Fig. 7. Parasitic clades provide a key phylogenetic profiling signal.

Fig. 7

The proportion of human genes found in each organism is shown on the y-axis, with parasites marked in red. Two non-parasitic organisms with lower conserved genes fraction are highlighted in green (Nannochloropsis gaditana, in Stramenopiles) and red (Perkinsela, in Kinetoplastida) arrows (A). The fraction of conserved genes was then compared for six clades with many parasitic organisms between parasites, non-parasitic organisms and a reference (parent) clade. Comparisons were made for each clade between parasitic organisms and the reference and non-parasitic organisms by a two-sided Mann–Whitney test; p-values are displayed for significant comparisons (p < 0.05).
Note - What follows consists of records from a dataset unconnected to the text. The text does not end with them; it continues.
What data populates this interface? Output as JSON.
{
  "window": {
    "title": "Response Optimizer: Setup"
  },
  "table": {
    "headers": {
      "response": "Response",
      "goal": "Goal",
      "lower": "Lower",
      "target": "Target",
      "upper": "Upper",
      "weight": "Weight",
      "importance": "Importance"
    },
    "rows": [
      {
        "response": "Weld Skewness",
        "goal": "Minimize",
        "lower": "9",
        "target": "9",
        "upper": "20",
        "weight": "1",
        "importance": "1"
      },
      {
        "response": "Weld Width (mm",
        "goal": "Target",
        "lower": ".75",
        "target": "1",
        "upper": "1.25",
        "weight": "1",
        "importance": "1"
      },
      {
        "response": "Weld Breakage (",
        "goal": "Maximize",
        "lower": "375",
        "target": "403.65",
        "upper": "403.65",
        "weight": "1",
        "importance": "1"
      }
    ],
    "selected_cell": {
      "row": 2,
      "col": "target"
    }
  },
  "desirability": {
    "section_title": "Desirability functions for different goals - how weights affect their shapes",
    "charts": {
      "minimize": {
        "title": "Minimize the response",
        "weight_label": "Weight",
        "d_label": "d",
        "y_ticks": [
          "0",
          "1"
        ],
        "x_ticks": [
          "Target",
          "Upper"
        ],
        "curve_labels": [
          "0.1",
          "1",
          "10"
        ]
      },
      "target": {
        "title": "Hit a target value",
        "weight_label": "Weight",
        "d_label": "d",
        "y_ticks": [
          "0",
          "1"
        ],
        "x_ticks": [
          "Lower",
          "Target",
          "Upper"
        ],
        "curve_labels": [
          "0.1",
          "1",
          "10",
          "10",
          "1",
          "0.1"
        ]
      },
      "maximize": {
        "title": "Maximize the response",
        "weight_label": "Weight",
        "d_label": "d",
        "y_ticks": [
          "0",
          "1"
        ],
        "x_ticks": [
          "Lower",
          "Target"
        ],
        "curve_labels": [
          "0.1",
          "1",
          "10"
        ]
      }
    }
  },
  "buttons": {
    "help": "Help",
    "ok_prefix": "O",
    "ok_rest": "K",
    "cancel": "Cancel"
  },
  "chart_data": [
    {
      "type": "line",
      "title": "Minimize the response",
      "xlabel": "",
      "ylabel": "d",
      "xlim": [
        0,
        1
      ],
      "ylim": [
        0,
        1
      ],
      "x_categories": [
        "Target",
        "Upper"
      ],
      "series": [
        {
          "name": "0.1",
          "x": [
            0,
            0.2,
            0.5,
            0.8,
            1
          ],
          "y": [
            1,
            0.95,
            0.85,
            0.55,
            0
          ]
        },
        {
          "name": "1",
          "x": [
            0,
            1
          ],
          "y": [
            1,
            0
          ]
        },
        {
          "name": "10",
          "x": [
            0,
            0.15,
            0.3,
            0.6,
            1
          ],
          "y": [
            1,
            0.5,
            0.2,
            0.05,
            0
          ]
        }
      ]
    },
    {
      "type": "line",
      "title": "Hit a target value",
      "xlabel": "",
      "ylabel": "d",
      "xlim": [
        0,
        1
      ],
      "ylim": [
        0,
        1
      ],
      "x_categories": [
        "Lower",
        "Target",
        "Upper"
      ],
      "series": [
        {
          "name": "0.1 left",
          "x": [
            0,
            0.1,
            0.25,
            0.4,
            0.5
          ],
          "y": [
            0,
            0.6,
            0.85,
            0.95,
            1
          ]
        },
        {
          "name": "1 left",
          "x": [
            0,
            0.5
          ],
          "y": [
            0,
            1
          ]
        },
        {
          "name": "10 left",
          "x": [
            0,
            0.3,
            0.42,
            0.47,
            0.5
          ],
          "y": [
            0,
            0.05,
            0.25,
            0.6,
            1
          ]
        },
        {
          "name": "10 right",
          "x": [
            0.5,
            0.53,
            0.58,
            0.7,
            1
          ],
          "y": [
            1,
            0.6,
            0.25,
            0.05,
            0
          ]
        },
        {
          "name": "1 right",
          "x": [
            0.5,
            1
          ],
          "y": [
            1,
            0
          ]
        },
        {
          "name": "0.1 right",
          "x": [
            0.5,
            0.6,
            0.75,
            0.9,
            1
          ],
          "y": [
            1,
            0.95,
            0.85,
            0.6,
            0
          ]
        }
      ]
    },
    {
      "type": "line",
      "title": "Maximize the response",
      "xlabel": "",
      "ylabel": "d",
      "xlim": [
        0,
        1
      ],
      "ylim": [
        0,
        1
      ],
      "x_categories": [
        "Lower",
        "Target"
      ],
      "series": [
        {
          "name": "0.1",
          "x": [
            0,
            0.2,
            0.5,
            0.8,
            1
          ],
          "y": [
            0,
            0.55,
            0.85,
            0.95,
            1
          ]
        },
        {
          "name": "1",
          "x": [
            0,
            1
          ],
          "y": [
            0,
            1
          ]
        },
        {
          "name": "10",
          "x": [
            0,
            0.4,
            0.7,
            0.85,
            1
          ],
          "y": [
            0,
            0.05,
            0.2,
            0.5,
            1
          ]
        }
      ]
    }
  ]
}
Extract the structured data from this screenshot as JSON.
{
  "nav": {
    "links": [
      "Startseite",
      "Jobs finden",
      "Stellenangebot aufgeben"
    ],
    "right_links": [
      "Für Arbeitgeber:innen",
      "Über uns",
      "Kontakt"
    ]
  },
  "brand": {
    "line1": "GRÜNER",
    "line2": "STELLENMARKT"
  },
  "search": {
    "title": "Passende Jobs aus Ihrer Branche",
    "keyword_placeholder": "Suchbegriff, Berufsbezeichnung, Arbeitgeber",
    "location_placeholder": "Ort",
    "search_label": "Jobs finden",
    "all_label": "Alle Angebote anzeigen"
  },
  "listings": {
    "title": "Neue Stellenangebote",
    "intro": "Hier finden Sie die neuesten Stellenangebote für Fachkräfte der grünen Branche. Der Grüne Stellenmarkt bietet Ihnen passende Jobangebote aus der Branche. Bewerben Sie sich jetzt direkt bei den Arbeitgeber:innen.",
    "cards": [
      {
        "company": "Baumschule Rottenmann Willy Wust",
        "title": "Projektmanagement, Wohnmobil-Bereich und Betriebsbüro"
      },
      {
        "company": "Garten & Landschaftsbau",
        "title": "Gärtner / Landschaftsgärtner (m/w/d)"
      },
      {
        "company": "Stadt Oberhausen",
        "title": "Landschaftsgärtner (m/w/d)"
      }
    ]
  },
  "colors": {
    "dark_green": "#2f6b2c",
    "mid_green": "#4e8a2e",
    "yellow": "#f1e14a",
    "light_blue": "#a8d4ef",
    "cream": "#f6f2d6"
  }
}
The boxplot extends from the lower to upper quartile values of the data, with an orange line at the median. Whiskers denote 1.5 times the interquartile range. (B). In addition to the species level, comparisons were made by pairing the average conservation for each gene in the parasitic organisms (red) and reference clade (green) with a line connecting them (C). Genes that were fully lost, or with low conservation in at least one parasitic clade but highly conserved across all Eukaryotes, were tested for losses combinatorics across these clades. Genes in the top 10 intersections were checked for gene ontology overrepresentation (biological process ontology). The top five terms by FDR adjusted p-value are shown for each combination (D). The upper panel presents the number of genes in each clade or intersection, with the relevant clades marked by black circles. The lower panels show the number and significance in the most relevant pathways. FDR—false discovery rate. Source data are provided as a Source Data file.